La dictadura del miedo y la indefensión aprendida
Hace algunas semanas una amiga psicóloga, que trabaja en un centro de menores, me contaba que el director de su comunidad dejó ver su preocupación en la reunión de equipo semanal por lo que él consideraba “un estado depresivo” en los chavales. Decía que los indicadores eran claros: los chavales pasaban demasiado tiempo durmiendo la siesta, jugando a la Play y navegando en internet. Dándole vueltas al tema y después de reírnos un rato por el libre diagnóstico de una depresión basándose en esos factores, ella me convenció de que algo estaba pasando con los chavales y este algo no estaba manifestándose de esa manera. Entre las cosas que notaba estaba la clausura cada vez más pronunciada de los chavales (que hace meses eran más espontáneos y abiertos con los educadores), problemas escolares (ausencia escolar, preocupación demostrada por los profesores por la baja motivación, etc.), problemas de salud (continuo dolor de cabeza, náuseas, vómitos), aumento del consumo de tabaco, dificultad para dormir, etc. Llegados a este punto las dos decidimos pararnos, reflexionar y observar. Y nos dimos cuenta de que todo había iniciado cuando el equipo gestor de la estructura había cambiado y que todo esto tenía mucho que ver con la indefensión aprendida.
En 1967, Martín Seligman (ex-presidente de la APA y escritor de innumerables libros de self-help) inició una nueva linea de investigación en su laboratorio de la Universidad de Pensylvania. El experimento era sencillo y combinaba las tres condiciones principales de todo investigador: un animal (en este caso, perros), una jaula y descargas eléctricas. El procedimiento era el siguiente: los perros eran introducidos en las jaulas y cada uno era expuesto a un tipo de descarga distinto (evitable o inevitable). Los perros que recibían el primer tipo de descarga podían evitarla pulsando un botón con el hocico mientras que los otros no podían evitarla de ninguna manera. Más tarde, los perros eran expuestos a una tarea de aprendizaje. Los resultados, que supondrían a Seligman toda una vida de méritos y honores, eran claros: los perros que podían evitar las descargas seguían aprendiendo con facilidad a hacer otras tareas mientras que aquellos que no podían evitarla, entraban en un estado pasivo, presentaban graves problemas de aprendizaje y no actuaban a la hora de buscar soluciones para evitar las descargas. A esto lo llamó indefensión aprendida.
¿Y qué tendrá que ver la indefensión aprendida con una pésima gestión de la comunidad?, se preguntarán. Intentaré resumirlo. En un centro de acogida de menores se trabaja con jóvenes adultos (adolescentes de 16, 17, 18 años) con una particularidad: la problemática social.

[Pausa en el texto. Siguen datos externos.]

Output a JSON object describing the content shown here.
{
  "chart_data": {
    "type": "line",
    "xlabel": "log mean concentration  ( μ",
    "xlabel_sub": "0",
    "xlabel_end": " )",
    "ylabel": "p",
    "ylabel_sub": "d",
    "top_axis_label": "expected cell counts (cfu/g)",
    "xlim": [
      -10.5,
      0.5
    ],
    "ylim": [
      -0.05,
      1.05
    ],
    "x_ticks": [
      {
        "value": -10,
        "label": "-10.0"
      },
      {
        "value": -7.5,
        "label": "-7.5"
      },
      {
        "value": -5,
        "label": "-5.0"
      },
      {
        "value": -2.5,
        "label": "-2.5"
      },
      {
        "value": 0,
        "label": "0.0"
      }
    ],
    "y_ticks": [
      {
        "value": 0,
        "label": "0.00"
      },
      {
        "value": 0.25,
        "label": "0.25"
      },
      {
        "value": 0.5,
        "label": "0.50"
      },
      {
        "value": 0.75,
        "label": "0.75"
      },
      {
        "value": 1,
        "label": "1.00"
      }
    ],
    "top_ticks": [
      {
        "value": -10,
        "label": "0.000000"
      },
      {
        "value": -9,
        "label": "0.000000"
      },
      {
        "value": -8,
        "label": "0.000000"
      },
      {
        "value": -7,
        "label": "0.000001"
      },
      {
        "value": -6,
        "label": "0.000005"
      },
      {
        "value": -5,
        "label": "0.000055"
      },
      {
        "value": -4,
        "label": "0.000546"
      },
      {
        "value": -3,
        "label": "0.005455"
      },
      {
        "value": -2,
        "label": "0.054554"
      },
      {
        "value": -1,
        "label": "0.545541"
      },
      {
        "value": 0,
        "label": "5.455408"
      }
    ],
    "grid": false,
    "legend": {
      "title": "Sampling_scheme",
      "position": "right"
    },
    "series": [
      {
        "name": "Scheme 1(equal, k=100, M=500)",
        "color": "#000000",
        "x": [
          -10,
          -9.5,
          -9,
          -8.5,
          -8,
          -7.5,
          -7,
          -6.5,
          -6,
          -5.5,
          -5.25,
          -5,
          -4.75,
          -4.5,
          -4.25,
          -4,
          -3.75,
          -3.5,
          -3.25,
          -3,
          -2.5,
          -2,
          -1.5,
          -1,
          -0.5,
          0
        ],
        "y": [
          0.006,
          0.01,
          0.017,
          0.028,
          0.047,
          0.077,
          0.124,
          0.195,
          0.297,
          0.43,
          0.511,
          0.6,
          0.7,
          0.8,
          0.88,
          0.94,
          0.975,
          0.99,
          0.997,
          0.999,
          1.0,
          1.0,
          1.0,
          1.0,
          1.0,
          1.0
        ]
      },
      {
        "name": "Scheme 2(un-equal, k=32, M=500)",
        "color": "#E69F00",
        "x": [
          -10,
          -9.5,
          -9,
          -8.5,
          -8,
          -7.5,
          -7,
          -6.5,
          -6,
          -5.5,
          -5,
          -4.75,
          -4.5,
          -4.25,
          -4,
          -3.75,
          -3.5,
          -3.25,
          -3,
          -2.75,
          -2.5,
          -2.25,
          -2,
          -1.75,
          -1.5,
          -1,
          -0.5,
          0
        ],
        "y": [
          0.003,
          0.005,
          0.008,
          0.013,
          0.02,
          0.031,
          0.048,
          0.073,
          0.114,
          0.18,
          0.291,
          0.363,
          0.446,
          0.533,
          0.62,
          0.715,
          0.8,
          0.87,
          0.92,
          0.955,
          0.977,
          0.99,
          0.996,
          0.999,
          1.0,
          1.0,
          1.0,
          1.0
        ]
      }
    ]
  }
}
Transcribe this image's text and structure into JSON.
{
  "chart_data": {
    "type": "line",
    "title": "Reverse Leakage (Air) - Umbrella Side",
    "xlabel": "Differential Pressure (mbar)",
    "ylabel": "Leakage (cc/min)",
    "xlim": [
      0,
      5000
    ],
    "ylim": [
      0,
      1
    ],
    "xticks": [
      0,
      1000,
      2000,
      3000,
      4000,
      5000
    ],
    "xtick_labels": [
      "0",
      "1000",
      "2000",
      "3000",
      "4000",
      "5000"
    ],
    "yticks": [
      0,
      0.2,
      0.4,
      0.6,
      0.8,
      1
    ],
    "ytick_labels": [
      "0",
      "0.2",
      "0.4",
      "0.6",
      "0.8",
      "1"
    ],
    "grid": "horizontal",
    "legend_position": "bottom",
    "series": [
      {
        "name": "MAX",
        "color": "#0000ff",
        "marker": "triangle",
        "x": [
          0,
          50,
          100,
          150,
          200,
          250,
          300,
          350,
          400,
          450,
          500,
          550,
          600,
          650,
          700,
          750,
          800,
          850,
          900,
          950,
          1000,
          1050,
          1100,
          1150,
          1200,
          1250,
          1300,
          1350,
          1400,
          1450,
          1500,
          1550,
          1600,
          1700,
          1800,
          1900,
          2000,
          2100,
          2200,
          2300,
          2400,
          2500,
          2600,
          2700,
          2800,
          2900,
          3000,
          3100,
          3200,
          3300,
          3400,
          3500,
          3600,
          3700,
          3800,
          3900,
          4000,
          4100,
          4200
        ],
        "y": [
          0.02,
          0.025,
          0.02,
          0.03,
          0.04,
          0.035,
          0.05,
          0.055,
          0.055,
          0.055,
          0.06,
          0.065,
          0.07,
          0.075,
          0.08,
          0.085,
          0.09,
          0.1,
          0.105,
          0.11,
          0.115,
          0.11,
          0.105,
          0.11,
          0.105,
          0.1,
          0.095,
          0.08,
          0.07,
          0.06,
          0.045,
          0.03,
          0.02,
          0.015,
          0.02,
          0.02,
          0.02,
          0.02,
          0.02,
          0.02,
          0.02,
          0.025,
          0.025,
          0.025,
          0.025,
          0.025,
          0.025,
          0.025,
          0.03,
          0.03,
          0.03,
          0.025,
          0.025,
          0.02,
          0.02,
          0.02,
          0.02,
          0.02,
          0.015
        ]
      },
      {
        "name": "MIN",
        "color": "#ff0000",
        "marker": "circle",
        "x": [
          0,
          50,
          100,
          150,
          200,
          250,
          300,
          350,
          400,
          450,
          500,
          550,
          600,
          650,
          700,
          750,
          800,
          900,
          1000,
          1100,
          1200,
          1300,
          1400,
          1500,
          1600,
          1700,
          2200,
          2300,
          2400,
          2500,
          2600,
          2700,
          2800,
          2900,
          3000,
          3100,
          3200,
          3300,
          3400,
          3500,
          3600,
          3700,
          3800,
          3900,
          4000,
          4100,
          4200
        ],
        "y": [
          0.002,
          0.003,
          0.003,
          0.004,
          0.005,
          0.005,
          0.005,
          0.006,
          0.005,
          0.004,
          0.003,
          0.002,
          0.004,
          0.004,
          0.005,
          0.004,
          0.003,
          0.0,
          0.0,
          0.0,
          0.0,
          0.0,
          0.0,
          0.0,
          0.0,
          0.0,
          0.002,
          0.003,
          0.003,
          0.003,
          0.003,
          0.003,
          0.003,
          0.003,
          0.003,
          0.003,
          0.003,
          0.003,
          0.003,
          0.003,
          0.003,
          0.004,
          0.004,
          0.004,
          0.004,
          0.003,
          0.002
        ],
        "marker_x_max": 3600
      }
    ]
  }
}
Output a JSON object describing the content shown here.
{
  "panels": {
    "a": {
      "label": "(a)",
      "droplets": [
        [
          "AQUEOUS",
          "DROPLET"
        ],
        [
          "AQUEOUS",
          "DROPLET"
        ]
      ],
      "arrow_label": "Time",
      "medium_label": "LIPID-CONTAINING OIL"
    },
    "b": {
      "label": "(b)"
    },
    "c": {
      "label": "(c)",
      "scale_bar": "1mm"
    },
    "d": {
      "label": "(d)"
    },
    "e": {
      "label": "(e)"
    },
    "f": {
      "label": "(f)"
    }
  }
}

Se trabaja con chavales que han aprendido que lo que se necesita para vivir es trabajar y no estudiar; que ya han trabajado como albañiles, camareros, leñadores; que han consumido drogas duras; que probablemente han traficado con drogas y han formado parte como usuarios del comercio sexual; que han perdido un padre, una madre o un hermano por un “ajuste de cuentas” y un largo etc. Mi compañera me contaba que recientemente han tenido lugar en la estructura algunos cambios: durante la primera etapa (la gestión anterior), el equipo de trabajo decidió concretarse en trabajar sobre los conceptos de libertad y responsabilidad sin utilizar el castigo mientras que tras el cambio de coordinador, éste decidió cambiar la gestión del trabajo introduciendo el uso del castigo.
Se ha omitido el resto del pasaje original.